Thayer has strongly supported sports betting but told WLKY that “it’s an uphill battle in the Senate,” noting “an awful lot of anti-betting sentiment in this building.” He added:
“I’m not sure I can overcome the opposition to it to get it passed.”
Thayer can not guarantee the committee will hear the sports betting bill. And if it does, it might not make it to the Senate floor, he said.
The next steps in the Senate will be key to what happens with this bill and whether it gets approved.
Standard arguments for sports betting in Kentucky
In many states where sports betting has been on the table, arguments tend to break down into these two camps:
- People spend money on wagering anyway, and having to do it elsewhere keeps tax benefits from going to their home state. Koenig has estimated that more than $2 billion gets illegally gambled on sports annually. And he projected a possible $20+ million in Kentucky sports betting tax revenue if people could gamble legally in the state.
- Social costs such as addiction, financial ruin and family disruption need to be considered. Coincidentally, March is National Problem Gambling Month, so the cancer of problem gambling in KY is in focus at the moment.
Koenig has countered the latter argument, saying he thinks “most of the time, those parade of horribles (sic) never show up.” He has pointed out that 33 other states, along with D.C., now have legal sports betting.
Rep. Jerry Miller noted that 73% of his constituents favor making the activity lawful.
But in a stark statement from the other side, David Walls of the Family Foundation of Kentucky has said that:
“It is an industry not designed to create wealth but to simply transfer wealth, primarily from the poor to the wealthy.”
On Tuesday, the grassroots nonprofit Kentucky Equine Education Project (KEEP) launched a citizen advocacy campaign supporting the Senate passage of HB606.
A statement issued by KEEP asserts that sports gambling legislation:
“protects the role of Kentucky’s signature industry in the landscape of wagering options and provides additional revenue for the state.”
KEEP believes legalization will bring new revenue sources to the industry and engage new fans who might attend events in person at Kentucky’s tracks.
HB606 would let each of the five thoroughbred and two harness racing tracks, all licensed, offer sports betting at up to two facilities.

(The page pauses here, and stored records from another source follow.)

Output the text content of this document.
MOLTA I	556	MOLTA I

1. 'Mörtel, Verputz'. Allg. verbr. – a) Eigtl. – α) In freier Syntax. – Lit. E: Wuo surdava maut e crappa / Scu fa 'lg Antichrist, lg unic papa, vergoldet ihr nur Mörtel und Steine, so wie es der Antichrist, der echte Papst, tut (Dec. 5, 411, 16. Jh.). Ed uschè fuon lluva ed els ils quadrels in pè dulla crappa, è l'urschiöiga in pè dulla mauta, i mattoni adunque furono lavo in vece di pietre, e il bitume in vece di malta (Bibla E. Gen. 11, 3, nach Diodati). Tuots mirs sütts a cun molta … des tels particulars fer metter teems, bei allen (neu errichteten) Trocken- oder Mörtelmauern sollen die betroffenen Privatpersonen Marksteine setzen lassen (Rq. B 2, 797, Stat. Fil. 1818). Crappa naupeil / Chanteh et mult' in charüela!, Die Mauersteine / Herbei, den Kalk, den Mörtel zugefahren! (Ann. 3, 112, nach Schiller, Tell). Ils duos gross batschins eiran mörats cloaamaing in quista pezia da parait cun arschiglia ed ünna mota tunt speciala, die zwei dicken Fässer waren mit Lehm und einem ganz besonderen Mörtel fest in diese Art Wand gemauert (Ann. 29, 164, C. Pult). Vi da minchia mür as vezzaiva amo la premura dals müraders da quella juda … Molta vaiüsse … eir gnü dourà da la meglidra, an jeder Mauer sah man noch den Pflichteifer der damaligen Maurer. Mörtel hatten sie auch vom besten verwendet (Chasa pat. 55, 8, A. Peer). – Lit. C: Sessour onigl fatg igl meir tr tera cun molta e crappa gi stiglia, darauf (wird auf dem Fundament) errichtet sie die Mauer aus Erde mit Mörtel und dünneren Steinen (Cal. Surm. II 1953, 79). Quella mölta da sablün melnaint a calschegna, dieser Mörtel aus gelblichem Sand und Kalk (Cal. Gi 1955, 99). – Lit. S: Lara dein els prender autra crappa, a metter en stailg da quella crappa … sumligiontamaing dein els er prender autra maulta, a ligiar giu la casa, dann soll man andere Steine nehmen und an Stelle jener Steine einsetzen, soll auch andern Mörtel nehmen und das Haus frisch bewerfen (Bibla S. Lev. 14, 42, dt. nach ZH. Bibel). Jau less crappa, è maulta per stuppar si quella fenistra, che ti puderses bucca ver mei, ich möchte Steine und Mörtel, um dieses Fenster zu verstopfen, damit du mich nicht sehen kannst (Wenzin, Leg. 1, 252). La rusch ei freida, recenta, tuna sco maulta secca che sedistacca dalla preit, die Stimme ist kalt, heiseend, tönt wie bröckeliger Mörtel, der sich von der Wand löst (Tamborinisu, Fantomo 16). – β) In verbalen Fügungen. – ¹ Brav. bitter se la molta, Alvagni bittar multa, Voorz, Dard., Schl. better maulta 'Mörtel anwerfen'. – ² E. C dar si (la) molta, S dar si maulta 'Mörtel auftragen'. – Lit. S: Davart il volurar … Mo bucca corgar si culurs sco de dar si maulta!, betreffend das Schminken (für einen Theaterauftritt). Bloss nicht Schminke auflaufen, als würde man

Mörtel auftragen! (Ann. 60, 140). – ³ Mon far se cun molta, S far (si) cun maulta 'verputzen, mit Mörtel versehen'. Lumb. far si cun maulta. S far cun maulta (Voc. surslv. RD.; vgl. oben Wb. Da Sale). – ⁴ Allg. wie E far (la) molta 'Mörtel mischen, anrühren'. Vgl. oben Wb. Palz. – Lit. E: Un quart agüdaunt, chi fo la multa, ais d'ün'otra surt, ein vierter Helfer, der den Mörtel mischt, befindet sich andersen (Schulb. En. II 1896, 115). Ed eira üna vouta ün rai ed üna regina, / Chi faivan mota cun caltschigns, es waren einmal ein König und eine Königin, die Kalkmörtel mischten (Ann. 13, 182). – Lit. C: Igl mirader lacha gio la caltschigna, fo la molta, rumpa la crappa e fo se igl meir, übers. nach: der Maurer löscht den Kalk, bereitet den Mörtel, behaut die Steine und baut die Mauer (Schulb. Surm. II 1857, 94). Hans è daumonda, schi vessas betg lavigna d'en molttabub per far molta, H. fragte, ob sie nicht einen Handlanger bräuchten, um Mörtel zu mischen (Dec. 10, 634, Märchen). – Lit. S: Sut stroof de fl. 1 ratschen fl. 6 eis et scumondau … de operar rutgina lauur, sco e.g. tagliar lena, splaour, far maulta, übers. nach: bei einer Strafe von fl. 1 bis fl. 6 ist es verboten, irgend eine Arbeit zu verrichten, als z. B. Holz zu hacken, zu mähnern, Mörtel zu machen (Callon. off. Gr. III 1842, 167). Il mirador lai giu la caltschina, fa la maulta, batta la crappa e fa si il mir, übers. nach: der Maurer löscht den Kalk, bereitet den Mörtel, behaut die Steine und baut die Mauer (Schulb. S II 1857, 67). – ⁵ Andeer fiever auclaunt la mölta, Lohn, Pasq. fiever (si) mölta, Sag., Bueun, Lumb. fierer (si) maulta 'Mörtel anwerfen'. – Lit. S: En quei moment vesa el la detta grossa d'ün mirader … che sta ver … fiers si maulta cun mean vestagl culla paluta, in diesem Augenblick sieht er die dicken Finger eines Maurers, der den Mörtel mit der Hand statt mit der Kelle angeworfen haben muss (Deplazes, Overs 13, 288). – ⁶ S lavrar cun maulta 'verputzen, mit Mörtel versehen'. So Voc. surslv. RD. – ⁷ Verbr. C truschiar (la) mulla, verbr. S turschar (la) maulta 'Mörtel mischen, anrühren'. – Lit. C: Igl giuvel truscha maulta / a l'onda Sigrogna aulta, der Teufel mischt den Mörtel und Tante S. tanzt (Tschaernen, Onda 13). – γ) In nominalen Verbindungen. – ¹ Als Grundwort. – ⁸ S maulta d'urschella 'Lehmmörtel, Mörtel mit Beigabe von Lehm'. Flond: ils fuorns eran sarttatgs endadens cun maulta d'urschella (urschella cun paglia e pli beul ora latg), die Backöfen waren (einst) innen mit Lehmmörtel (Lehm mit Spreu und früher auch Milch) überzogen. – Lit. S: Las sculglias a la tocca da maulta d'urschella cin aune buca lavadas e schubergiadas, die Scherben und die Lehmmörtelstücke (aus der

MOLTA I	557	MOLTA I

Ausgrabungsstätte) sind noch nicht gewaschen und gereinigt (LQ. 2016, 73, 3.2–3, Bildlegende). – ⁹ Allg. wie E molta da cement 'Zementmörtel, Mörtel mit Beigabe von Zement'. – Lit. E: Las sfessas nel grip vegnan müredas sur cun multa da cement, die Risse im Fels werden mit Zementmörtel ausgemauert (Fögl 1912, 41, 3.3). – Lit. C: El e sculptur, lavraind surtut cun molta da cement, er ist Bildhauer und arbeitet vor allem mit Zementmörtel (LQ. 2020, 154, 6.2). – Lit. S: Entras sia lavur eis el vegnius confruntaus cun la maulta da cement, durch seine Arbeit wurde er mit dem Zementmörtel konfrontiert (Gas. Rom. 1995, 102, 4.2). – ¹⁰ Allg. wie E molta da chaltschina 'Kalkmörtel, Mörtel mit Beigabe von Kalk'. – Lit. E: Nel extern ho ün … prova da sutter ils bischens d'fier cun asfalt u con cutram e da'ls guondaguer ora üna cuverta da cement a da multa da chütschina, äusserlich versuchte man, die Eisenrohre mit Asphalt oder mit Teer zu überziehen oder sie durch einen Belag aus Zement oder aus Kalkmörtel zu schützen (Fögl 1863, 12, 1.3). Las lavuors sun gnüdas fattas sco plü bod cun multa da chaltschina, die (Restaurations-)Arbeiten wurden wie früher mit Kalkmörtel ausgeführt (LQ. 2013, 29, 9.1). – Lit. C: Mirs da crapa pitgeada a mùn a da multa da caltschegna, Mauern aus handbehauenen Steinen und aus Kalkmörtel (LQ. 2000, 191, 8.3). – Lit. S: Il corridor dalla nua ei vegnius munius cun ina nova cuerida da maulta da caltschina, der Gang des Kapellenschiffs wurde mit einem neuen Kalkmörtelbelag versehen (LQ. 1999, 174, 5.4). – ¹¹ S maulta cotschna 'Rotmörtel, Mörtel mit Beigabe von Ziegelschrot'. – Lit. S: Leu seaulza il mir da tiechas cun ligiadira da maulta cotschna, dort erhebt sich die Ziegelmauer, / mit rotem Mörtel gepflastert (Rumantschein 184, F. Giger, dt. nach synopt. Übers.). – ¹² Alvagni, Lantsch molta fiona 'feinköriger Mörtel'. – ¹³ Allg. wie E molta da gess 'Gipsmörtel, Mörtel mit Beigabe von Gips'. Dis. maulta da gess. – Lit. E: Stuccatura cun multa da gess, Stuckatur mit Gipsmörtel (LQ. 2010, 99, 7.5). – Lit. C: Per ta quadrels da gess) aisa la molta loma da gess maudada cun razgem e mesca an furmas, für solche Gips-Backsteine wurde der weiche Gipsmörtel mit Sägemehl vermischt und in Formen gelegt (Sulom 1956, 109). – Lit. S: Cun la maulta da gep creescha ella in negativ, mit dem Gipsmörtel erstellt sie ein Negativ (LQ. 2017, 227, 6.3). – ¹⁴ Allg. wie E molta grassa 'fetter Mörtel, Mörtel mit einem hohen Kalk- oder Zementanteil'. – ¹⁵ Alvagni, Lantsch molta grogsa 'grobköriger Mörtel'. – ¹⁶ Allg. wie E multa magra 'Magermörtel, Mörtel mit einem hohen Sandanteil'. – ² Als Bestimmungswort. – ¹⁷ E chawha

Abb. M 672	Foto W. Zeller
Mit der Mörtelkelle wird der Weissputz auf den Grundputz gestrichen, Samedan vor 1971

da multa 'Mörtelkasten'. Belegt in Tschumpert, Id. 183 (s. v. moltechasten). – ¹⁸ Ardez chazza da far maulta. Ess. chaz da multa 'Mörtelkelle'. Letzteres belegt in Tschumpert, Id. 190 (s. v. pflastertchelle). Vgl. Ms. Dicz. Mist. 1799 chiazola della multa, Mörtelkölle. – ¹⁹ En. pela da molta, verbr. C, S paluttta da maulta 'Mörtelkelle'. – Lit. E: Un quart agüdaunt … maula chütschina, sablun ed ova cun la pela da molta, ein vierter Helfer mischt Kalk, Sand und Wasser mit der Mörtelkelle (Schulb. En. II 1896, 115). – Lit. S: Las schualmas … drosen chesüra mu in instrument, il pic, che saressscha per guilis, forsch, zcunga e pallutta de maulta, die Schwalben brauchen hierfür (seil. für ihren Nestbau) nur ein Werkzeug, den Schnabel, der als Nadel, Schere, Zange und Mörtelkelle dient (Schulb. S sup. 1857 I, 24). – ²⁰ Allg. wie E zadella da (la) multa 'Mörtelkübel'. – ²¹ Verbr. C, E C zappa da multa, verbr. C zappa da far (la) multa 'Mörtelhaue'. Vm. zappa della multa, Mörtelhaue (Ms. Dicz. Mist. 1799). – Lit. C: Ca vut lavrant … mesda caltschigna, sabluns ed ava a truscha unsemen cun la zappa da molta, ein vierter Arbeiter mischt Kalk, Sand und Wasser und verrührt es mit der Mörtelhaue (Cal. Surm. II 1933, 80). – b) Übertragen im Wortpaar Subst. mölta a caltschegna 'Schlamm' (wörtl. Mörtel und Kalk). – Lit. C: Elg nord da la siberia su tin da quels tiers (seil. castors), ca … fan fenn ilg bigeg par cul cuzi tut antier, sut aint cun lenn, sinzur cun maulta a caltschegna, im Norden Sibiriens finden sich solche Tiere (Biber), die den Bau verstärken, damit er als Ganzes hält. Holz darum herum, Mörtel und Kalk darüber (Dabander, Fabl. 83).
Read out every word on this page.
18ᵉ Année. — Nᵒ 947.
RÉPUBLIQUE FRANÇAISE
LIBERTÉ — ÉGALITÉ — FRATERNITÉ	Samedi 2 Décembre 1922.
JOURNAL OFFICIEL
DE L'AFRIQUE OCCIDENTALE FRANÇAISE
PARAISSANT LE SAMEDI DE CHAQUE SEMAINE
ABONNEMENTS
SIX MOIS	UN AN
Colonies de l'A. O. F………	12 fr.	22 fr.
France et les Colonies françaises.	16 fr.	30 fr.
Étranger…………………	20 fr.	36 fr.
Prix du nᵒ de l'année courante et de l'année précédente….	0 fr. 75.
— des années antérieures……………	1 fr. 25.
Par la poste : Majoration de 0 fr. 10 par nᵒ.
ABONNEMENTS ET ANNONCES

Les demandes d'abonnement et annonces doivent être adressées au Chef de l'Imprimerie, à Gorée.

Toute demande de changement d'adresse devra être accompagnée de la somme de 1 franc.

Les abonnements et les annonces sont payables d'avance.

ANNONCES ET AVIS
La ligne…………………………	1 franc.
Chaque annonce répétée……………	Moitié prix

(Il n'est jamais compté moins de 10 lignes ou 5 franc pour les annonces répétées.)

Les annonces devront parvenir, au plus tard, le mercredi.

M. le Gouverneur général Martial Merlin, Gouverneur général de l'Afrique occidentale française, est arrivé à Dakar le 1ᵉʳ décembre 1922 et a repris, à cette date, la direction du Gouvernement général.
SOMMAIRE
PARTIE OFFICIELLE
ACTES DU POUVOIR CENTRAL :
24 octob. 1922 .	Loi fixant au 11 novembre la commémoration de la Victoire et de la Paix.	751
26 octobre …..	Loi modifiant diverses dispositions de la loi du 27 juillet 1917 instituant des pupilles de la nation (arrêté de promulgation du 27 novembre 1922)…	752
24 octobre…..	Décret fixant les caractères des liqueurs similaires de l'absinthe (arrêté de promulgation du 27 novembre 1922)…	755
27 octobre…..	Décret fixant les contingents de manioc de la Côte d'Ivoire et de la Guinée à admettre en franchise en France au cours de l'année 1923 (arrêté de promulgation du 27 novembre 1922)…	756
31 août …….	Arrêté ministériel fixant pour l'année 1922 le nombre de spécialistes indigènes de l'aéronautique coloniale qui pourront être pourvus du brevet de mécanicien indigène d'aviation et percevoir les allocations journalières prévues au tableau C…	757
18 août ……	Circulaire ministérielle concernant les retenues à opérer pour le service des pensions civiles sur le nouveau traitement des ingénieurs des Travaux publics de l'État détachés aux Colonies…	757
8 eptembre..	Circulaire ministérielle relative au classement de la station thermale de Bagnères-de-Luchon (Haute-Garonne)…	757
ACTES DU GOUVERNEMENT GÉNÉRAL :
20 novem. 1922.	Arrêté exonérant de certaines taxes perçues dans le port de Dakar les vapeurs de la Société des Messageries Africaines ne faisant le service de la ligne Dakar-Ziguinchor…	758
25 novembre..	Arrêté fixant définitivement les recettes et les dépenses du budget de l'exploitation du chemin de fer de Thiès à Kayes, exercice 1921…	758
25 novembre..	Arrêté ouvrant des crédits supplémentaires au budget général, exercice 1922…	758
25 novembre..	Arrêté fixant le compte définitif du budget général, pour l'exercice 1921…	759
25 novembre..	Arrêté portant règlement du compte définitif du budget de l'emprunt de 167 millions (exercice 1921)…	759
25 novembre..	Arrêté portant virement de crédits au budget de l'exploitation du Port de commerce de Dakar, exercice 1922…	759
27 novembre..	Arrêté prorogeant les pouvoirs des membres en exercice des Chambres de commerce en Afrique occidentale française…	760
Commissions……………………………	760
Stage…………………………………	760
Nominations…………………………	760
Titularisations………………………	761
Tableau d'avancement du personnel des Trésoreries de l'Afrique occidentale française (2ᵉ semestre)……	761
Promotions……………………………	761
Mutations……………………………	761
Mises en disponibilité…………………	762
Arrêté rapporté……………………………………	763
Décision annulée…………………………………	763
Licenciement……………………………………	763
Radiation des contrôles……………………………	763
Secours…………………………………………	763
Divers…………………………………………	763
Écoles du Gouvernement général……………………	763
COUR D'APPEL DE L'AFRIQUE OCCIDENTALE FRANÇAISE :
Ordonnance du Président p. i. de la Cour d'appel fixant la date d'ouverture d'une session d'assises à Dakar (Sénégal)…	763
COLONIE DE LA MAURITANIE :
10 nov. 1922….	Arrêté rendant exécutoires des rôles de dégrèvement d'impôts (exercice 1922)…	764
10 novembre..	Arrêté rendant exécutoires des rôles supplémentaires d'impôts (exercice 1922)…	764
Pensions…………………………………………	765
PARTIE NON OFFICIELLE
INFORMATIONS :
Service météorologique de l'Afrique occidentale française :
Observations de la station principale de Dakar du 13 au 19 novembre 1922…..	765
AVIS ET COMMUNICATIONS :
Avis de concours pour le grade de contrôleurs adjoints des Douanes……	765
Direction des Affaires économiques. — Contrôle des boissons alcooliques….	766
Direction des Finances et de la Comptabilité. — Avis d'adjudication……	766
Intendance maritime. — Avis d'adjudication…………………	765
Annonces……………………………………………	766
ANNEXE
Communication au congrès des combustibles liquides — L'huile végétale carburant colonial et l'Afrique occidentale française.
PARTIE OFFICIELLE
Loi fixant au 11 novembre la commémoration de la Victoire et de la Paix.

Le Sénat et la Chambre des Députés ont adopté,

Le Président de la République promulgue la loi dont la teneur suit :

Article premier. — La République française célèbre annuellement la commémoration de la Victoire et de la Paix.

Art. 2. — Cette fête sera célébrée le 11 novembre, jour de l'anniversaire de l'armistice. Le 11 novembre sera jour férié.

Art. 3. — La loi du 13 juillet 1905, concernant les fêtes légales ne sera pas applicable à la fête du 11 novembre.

The second facility has to be within 60 miles of the licensee’s track, and at least 60 miles away from any other track.
Plus, each licensed racetrack may partner with one online sports gambling platform.
Current Kentucky racetracks include:
- Churchill Downs in Louisville
- Keeneland Race Course in Lexington
- Ellis Park in Henderson
- Kentucky Downs in Franklin
- Turfway Park in Florence
- Red Mile Racetrack in Lexington
- Oak Grove Racing in Oak Grove
Harness-racing track Cumberland Run in Corbin is expected to open this fall.